結婚詐欺師の場合、甘い言葉で近づき、体の関係ができて気持ちをつかんでから、だましの計画に取り掛かる。何百万という借金の申し入れやマンションなどの高額商品購入を持ちかけるのは最も悪質であるが、保険への加入、ネットワーク系の自己啓発セミナーや会員制旅行クラブへの勧誘なども、よく聞く話だ。

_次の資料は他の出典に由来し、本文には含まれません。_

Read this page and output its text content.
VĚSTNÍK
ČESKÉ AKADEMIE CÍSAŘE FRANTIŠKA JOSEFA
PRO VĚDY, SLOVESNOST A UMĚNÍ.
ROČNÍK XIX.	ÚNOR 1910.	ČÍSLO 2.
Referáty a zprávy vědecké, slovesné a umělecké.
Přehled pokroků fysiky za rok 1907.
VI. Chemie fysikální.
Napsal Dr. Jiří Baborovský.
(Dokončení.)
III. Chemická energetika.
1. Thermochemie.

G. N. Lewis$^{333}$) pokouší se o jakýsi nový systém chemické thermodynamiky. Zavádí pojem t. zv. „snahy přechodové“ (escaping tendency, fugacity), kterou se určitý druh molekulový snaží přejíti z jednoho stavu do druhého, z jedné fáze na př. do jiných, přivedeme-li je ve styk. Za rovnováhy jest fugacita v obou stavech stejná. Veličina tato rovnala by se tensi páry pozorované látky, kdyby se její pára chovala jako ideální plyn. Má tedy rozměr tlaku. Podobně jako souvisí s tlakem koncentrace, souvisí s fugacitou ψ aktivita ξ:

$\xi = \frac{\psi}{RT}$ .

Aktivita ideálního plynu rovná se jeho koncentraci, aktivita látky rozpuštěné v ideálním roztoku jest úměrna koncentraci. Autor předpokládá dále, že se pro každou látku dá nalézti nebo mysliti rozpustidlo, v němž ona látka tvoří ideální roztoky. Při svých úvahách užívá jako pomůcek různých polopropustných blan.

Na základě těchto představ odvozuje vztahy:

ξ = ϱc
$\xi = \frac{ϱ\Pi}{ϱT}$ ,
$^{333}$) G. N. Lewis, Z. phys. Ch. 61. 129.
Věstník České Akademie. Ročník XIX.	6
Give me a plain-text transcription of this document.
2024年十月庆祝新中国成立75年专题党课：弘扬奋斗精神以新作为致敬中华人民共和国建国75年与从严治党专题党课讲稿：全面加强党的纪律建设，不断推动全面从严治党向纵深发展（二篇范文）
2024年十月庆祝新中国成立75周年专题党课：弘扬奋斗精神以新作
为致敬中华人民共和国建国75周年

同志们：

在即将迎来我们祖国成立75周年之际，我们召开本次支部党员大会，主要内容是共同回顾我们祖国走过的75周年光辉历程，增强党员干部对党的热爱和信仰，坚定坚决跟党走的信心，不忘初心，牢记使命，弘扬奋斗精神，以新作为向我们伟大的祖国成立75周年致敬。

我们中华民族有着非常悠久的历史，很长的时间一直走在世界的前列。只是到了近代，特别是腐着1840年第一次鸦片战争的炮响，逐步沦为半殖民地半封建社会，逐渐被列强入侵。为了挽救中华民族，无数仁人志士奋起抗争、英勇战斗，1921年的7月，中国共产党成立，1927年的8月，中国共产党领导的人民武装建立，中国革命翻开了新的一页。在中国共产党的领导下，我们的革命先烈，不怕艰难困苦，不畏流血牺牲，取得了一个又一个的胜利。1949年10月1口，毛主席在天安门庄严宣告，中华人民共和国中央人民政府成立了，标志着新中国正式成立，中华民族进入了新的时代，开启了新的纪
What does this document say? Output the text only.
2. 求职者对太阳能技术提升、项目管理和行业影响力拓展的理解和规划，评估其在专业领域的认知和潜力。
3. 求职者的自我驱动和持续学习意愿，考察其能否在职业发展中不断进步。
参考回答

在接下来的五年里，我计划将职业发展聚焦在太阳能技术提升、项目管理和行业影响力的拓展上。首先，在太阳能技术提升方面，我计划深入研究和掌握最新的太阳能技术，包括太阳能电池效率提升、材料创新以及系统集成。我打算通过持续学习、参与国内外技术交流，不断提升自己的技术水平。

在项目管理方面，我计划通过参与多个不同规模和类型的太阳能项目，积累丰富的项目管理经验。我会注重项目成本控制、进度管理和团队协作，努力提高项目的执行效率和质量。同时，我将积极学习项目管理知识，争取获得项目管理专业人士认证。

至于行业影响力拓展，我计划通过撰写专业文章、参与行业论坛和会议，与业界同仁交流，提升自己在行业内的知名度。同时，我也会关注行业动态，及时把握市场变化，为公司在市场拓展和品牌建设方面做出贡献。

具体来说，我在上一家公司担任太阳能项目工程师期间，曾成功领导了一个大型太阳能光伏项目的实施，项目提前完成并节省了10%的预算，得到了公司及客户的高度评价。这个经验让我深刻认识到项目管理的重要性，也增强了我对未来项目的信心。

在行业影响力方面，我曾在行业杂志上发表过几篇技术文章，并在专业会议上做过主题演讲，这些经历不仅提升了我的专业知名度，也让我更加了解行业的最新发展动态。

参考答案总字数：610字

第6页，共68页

以前、私の相談所に入会面談に来た女性(結局入会しなかったが)も、婚活パーティで出会った保険会社に勤める男性に、体の関係になった後、ホテルで生命保険の加入を勧められた。彼女は彼の機嫌を損ないたくないために、2万円弱の保険を契約してしまった。契約が取れた途端彼は、「仕事が忙しい」を言い訳に会おうとしなくなった。その後、LINEが既読にならなくなり(おそらくブロックされた)、電話をかけても出ることはなく留守電につながるようになったという。
私が、「それは、おかしい。会社の“お客様窓口”に伝えたほうがいいんじゃないですか?」と助言すると、「自分の恥をさらすようなことはしたくないんです。貯蓄型だから毎月2万円を貯金していると思えばいいかなって。だまされた私も悪いですから」と、寂しそうに言った。
高村の行動は、このケースに似ているではないか。初日のデートからキスをし、瞬く間に男女の関係になり、保険の契約を迫る。
ただ違うのは、京香はその契約話を断っていたことだ。